Le Poulailler/Chapitre35

Librairie agricole de la Maison rustique (p. 316-318).

CHAPITRE IV

De la chaleur.

Nous avons parlé du froid, passons à la chaleur.

J’ai dû constater que le soleil n’est bon pour les poulets qu’autant que le thermomètre, à l’ombre, n’est pas à 15 degrés centigrade au-dessus de zéro. Il faut placer toutes les boîtes sous les taillis, afin qu’elles ne reçoivent qu’un soleil tamisé ; c’est ici que je dois consigner les observations que j’ai faites à ce sujet.

Le terrain d’élevage dont j’ai donné le plan doit être couvert d’un bois taillis ou de nombreux arbres à fruit, afin que le soleil n’y arrive que par petites places.

Si la chaleur, même très-forte, est bonne pour la volaille, l’ombre portée par les arbres n’est pas moins utile, et l’on pourrait s’en convaincre si l’on avait vu la différence incroyable de poids, de vigueur, de précocité, existant entre des poulets venus de mêmes producteurs et élevés à la même époque, les uns dans un lieu boisé, les autres dans un terrain découvert. J’ai mis dans des bois taillis d’une dizaine d’hectares une vingtaine de grandes boîtes à élevage qu’on vient ouvrir tous les matins à six, sept, huit ou neuf heures, suivant l’état de l’atmosphère et beaucoup suivant la saison.

Chaque boîte est enfermée dans un parc grossier de six ou huit pieds carrés et de quatre pieds de haut. La poule et la couvée, en sortant, comme je l’ai dit, de la boîte Gérard, sont placées dans une grande boîte, où elles restent deux jours, la poule dans son compartiment derrière le grillage, et les poussins allant et venant dans le petit parc.

Au bout des deux jours, la poule est lâchée dans le petit parc avec ses poussins, et, deux autres jours après, le petit parc est ouvert au moyen d’une petite porte à trappe de la largeur suffisante pour donner passage à une volaille seulement. Toute la famille sort bientôt, et ne s’aventure d’abord pas au loin ; mais, au bout de quelques jours, elle parcourt en tous sens l’étendue des bois, se rencontrant impunément avec les autres couvées, car l’espace et la liberté leur ôtent ordinairement toute envie de se chercher querelle. On éloigne les parcs autant que possible les uns des autres, afin que chaque couvée reconnaisse bien son logis, et il n’arrive jamais que chacun rentre ailleurs que chez soi, même après le sevrage.

On donne à boire et à manger le matin et le soir dans la boîte à élevage. Tous les jours, le matin, on a soin d’ouvrir et de nettoyer, le soir de refermer la porte de la boîte et celle du parc. Il faut, bien entendu, que les bois où l’on abandonne les élèves soient clos et préservés par quelques chiens des renards et autres animaux malfaisants. Cette condition peut se trouver dans tous les parcs réservés, petits ou grands. C’est là et c’est de cette façon que les propriétaires riches devraient élever la volaille.

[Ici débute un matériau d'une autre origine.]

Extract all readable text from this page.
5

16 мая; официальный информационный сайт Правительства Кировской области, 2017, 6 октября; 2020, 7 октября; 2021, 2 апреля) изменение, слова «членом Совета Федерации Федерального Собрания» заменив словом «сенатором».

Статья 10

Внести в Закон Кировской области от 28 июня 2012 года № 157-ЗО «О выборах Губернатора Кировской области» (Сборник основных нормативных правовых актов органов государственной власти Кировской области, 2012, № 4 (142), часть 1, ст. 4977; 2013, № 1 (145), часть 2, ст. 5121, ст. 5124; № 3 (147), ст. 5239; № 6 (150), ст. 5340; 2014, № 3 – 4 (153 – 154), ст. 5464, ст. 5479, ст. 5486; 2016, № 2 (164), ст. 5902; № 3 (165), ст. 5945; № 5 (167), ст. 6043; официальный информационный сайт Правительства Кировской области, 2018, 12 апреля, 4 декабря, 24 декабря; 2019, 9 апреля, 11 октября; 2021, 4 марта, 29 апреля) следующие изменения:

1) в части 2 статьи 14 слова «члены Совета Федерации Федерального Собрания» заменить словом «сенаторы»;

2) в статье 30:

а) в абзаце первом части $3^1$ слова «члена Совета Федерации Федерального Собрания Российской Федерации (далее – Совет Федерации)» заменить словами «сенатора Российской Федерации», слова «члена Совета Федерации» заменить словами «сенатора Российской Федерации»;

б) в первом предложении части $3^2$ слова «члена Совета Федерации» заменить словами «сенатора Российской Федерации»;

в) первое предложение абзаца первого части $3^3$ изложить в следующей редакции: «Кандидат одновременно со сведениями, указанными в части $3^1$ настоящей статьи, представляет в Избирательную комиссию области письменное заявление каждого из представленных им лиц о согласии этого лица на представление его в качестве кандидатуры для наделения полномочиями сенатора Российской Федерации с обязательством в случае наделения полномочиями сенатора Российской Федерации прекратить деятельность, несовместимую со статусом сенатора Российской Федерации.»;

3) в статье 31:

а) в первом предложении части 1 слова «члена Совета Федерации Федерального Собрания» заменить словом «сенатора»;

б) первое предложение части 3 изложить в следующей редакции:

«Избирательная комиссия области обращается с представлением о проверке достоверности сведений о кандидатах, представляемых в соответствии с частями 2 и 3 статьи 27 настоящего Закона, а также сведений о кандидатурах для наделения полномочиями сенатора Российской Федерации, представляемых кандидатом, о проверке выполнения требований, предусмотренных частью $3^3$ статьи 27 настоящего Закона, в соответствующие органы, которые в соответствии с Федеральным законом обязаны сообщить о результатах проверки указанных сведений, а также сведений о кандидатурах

On ne saurait imaginer quels beaux élèves on peut faire, et quel goût excellent acquièrent des animaux vivant en quelque sorte dans les mêmes conditions que le gibier, nourris d’insectes, de plantes aromatiques, et, de plus, ne consommant pas la moitié de la nourriture ordinaire qu’on est forcé de donner à des animaux reclus.

On voit, pendant la grande chaleur de midi, les poulets faisant la sieste par groupes, à l’ombre épaisse des buissons, après avoir, pendant la fraîcheur du matin, dévoré les nombreux insectes qu’ils recherchent avec une activité sans égale.

En résumé, les animaux élevés ainsi atteignent leur volume dans les deux tiers du temps ordinaire, coûtent moitié moins cher, et fournissent un manger succulent.

Il n’y a pas pour moi le moindre doute que ces résultats ne soient essentiellement dus à la liberté, à la nourriture riche trouvée dans les bois, et surtout à la modification de la chaleur solaire par l’ombre portée des feuillages.